Ollama tops out around 117 chunks/sec regardless of concurrency—the bottleneck is its sequential processing, not the GPU. OpenRouter’s cloud batching hits 21 chunks/sec, limited by network round-trips and API overhead.

Reranking Results

Backend Concurrency Docs/sec Latency/doc
vLLM ultra9 (RTX 5070 Ti) 1 104 10ms
vLLM ultra9 (RTX 5070 Ti) 8 329 3.0ms

The RTX 5070 Ti—a $1,000 consumer GPU—reranks 329 documents per second with 8 concurrent requests. That’s 3.0ms per document.

For context: a typical RAG query retrieves 20-100 candidate documents from vector search, then reranks them. At 329 docs/sec, reranking 100 documents takes 300ms. That’s imperceptible in a user-facing application.

The Cost Analysis

OpenAI text-embedding-3-small pricing: $0.02 per 1M tokens

A typical RAG chunk is ~500 tokens. At $0.02/M tokens:

  • Cost per 1M chunks embedded: $10
  • At 21 chunks/sec cloud throughput: 13 hours to embed 1M chunks

Local embedding costs:

RTX 6000 Blackwell Pro Q-Max hourly cost: $0.39 (from Part 1)

Backend Chunks/sec Time for 1M Cost per 1M
OpenRouter 21 13.2 hours $10.00
Ollama 117 2.4 hours $0.94
vLLM 8,091 2 minutes $0.01

With vLLM, embedding 1 million chunks costs about a penny and takes 2 minutes. That’s 1,000x cheaper than cloud.

Metric Cloud vLLM Local Advantage
Cost per 1M chunks $10.00 $0.01 1,000x cheaper
Time to embed 1M 13.2 hours 2 minutes 385x faster

For reranking, cloud options like Cohere Rerank cost ~$1 per 1K searches.
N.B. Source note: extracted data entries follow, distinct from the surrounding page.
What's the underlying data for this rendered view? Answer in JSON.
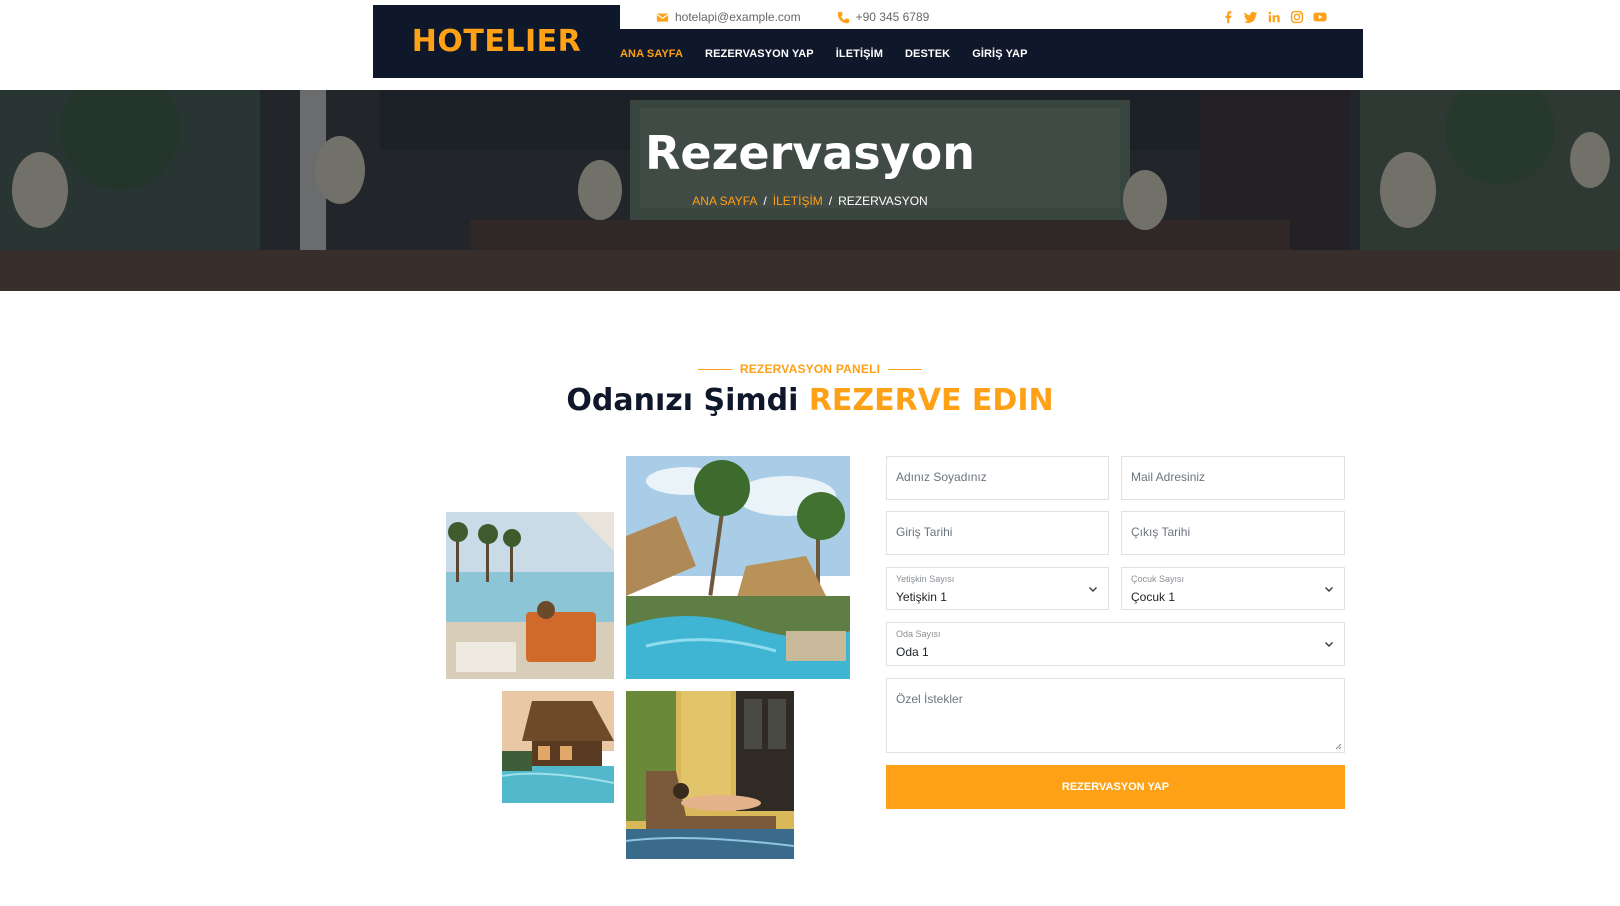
{
  "brand": {
    "name": "HOTELIER"
  },
  "topbar": {
    "email": "hotelapi@example.com",
    "phone": "+90 345 6789",
    "socials": [
      "facebook-icon",
      "twitter-icon",
      "linkedin-icon",
      "instagram-icon",
      "youtube-icon"
    ]
  },
  "nav": {
    "items": [
      {
        "label": "ANA SAYFA",
        "active": true
      },
      {
        "label": "REZERVASYON YAP",
        "active": false
      },
      {
        "label": "İLETİŞİM",
        "active": false
      },
      {
        "label": "DESTEK",
        "active": false
      },
      {
        "label": "GİRİŞ YAP",
        "active": false
      }
    ]
  },
  "hero": {
    "title": "Rezervasyon",
    "breadcrumb": [
      "ANA SAYFA",
      "İLETİŞİM",
      "REZERVASYON"
    ]
  },
  "section": {
    "kicker": "REZERVASYON PANELI",
    "title_plain": "Odanızı Şimdi",
    "title_accent": "REZERVE EDIN"
  },
  "form": {
    "name_placeholder": "Adınız Soyadınız",
    "email_placeholder": "Mail Adresiniz",
    "checkin_placeholder": "Giriş Tarihi",
    "checkout_placeholder": "Çıkış Tarihi",
    "adults": {
      "label": "Yetişkin Sayısı",
      "value": "Yetişkin 1"
    },
    "children": {
      "label": "Çocuk Sayısı",
      "value": "Çocuk 1"
    },
    "rooms": {
      "label": "Oda Sayısı",
      "value": "Oda 1"
    },
    "requests_placeholder": "Özel İstekler",
    "submit_label": "REZERVASYON YAP"
  },
  "colors": {
    "primary": "#fea116",
    "dark": "#0f172b"
  }
}
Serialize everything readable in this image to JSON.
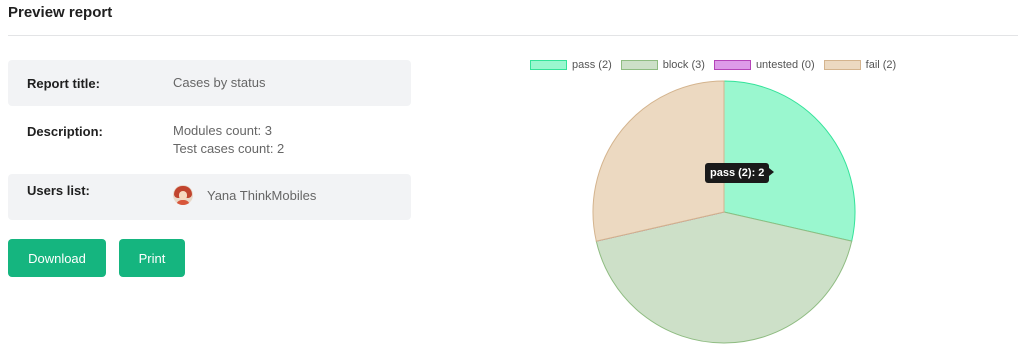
{
  "header": {
    "title": "Preview report"
  },
  "details": {
    "report_title_label": "Report title:",
    "report_title_value": "Cases by status",
    "description_label": "Description:",
    "description_line1": "Modules count: 3",
    "description_line2": "Test cases count: 2",
    "users_label": "Users list:",
    "user_name": "Yana ThinkMobiles"
  },
  "actions": {
    "download_label": "Download",
    "print_label": "Print"
  },
  "chart_data": {
    "type": "pie",
    "title": "",
    "categories": [
      "pass (2)",
      "block (3)",
      "untested (0)",
      "fail (2)"
    ],
    "values": [
      2,
      3,
      0,
      2
    ],
    "colors": {
      "fill": [
        "#9af7cf",
        "#cde0c8",
        "#dd9ae8",
        "#ecd9c1"
      ],
      "stroke": [
        "#34e39a",
        "#8fbc82",
        "#b543b8",
        "#d4b48e"
      ]
    },
    "legend_position": "top",
    "tooltip": "pass (2): 2"
  }
}
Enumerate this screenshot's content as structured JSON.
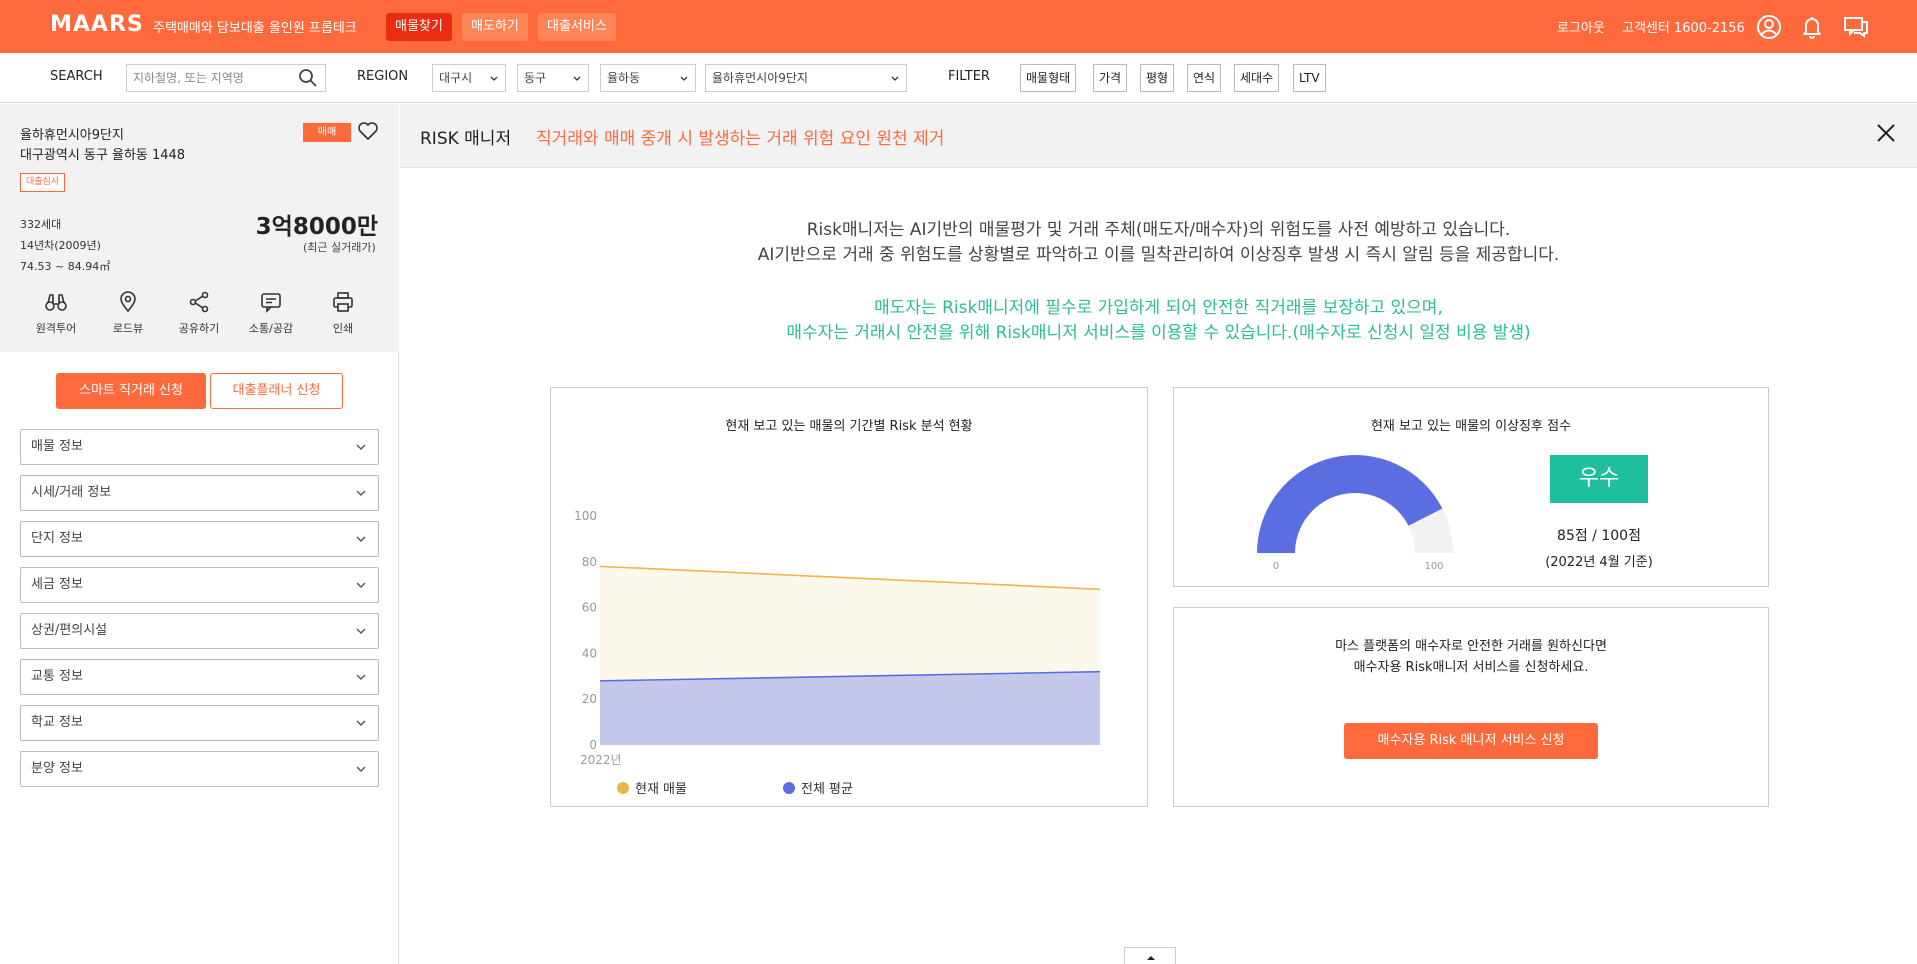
{
  "header": {
    "logo": "MAARS",
    "tagline": "주택매매와 담보대출 올인원 프롭테크",
    "nav": [
      "매물찾기",
      "매도하기",
      "대출서비스"
    ],
    "logout": "로그아웃",
    "support": "고객센터 1600-2156",
    "accent": "#ff6a3d"
  },
  "searchbar": {
    "search_label": "SEARCH",
    "search_placeholder": "지하철명, 또는 지역명",
    "region_label": "REGION",
    "city": "대구시",
    "district": "동구",
    "dong": "율하동",
    "complex": "율하휴먼시아9단지",
    "filter_label": "FILTER",
    "filters": [
      "매물형태",
      "가격",
      "평형",
      "연식",
      "세대수",
      "LTV"
    ]
  },
  "property": {
    "name": "율하휴먼시아9단지",
    "address": "대구광역시 동구 율하동 1448",
    "badge_loan": "대출심사",
    "badge_sale": "매매",
    "households": "332세대",
    "age": "14년차(2009년)",
    "area": "74.53 ~ 84.94㎡",
    "price": "3억8000만",
    "price_note": "(최근 실거래가)",
    "tools": [
      "원격투어",
      "로드뷰",
      "공유하기",
      "소통/공감",
      "인쇄"
    ]
  },
  "actions": {
    "smart": "스마트 직거래 신청",
    "planner": "대출플래너 신청"
  },
  "accordion": [
    "매물 정보",
    "시세/거래 정보",
    "단지 정보",
    "세금 정보",
    "상권/편의시설",
    "교통 정보",
    "학교 정보",
    "분양 정보"
  ],
  "main": {
    "title": "RISK 매니저",
    "subtitle": "직거래와 매매 중개 시 발생하는 거래 위험 요인 원천 제거",
    "intro1": "Risk매니저는 AI기반의 매물평가 및 거래 주체(매도자/매수자)의 위험도를 사전 예방하고 있습니다.",
    "intro2": "AI기반으로 거래 중 위험도를 상황별로 파악하고 이를 밀착관리하여 이상징후 발생 시 즉시 알림 등을 제공합니다.",
    "green1": "매도자는 Risk매니저에 필수로 가입하게 되어 안전한 직거래를 보장하고 있으며,",
    "green2": "매수자는 거래시 안전을 위해 Risk매니저 서비스를 이용할 수 있습니다.(매수자로 신청시 일정 비용 발생)",
    "green_color": "#2bbd99"
  },
  "risk_chart": {
    "title": "현재 보고 있는 매물의 기간별 Risk 분석 현황"
  },
  "score_card": {
    "title": "현재 보고 있는 매물의 이상징후 점수",
    "grade": "우수",
    "score": "85점 / 100점",
    "date": "(2022년 4월 기준)"
  },
  "buyer_card": {
    "line1": "마스 플랫폼의 매수자로 안전한 거래를 원하신다면",
    "line2": "매수자용 Risk매니저 서비스를 신청하세요.",
    "button": "매수자용 Risk 매니저 서비스 신청"
  },
  "chart_data": [
    {
      "type": "area",
      "x": [
        "2022년"
      ],
      "ylim": [
        0,
        100
      ],
      "yticks": [
        0,
        20,
        40,
        60,
        80,
        100
      ],
      "xlabel": "2022년",
      "legend_position": "bottom-left",
      "series": [
        {
          "name": "현재 매물",
          "color": "#f0b54a",
          "fill": "#fdf8ec",
          "start": 78,
          "end": 68
        },
        {
          "name": "전체 평균",
          "color": "#5b6ee1",
          "fill": "#c4c9ec",
          "start": 28,
          "end": 32
        }
      ]
    },
    {
      "type": "gauge",
      "value": 85,
      "min": 0,
      "max": 100,
      "min_label": "0",
      "max_label": "100",
      "color": "#5b6ee1",
      "track": "#f2f2f2"
    }
  ]
}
Local reranking on a $1,000 RTX 5070 Ti is essentially free after hardware costs.

Break-Even for RAG Workloads

The RTX 6000 Blackwell Pro Q-Max at ~$8,500 breaks even on embedding alone at:

$8,500 / ($10 - $0.01 per M chunks) = 850M chunks

With vLLM at 8,091 chunks/sec, that’s just 29 hours of continuous embedding.

Usage Chunks/month Break-even
Light (100K docs/month) 100K 7 years
Medium (1M docs/month) 1M 8.5 months
Heavy (10M docs/month) 10M 25 days
Enterprise (100M docs/month) 100M 2.5 days

For enterprise RAG deployments processing 100M+ chunks monthly—customer support knowledge bases, legal document search, enterprise wikis—the GPU pays for itself in under a week.

The RTX 5070 Ti Sweet Spot

The $1,000 RTX 5070 Ti running reranking:

  • 329 docs/sec reranking throughput (8 concurrent)
  • 16GB VRAM fits the 4B reranker model
  • Power: 300W GPU + 150W system = 450W total
  • Hourly cost: ~$0.11 (electricity + 3yr depreciation)

Break-even vs Cohere Rerank (~$1/1K searches):

Daily Queries Cloud Cost/Day Break-even
1,000 $1 2.7 years
10,000 $10 3.3 months
50,000 $50 20 days

For high-volume RAG (50K+ queries/day), the RTX 5070 Ti pays for itself in under a month.

The Latency Advantage

Beyond cost, local RAG components transform user experience:

Operation Cloud Ollama vLLM
Embed query 48ms 9ms 0.1ms
Rerank 100 docs ~500ms N/A 300ms
Total RAG overhead ~548ms ~309ms ~300ms

With vLLM, embedding latency is effectively zero. Combined with the LLM latency advantages from Part 1 (88ms vs 760ms TTFT for Gemma), local RAG delivers noticeably snappier responses.

When Local RAG Wins

Always wins:

  • High-volume embedding (10M+ chunks/month)
  • Reranking-heavy workloads (1K+ queries/day)
  • Latency-sensitive applications
  • Privacy-critical document search

Cloud might win:

  • Low-volume, occasional indexing
  • Burst capacity for one-time migrations
  • When you need OpenAI’s larger embedding models

The Hybrid Architecture

My recommendation for most RAG deployments:

  1. vLLM for embeddings—the 1,000x cost advantage over cloud is too large to ignore
  2. Local reranking on even modest hardware—a $1,000 RTX 5070 Ti handles enterprise load
  3. Local or cloud LLM depending on volume and privacy needs (see Parts 1-2)
  4. Ollama for convenience, vLLM for performance—same model, 70x throughput difference

The GPU rack in my basement now runs triple duty: LLM inference, embedding, and reranking. The space heater metaphor from Part 1 keeps getting more literal—but the economics finally work out.


Benchmarks run January 5, 2026. Embedding: Qwen3-Embedding-0.6B (BF16) via Ollama and vLLM on RTX 6000 Blackwell Pro Q-Max. Reranking: Qwen3-Reranker-4B via vLLM on RTX 5070 Ti. Cloud: OpenRouter → OpenAI text-embedding-3-small. Network: 2.5 Gbps WAN, 5ms latency, 25 Gbps LAN. Test corpus: 80 chunks (~500 tokens each). Concurrency tested: 1, 4, 16, 64 workers.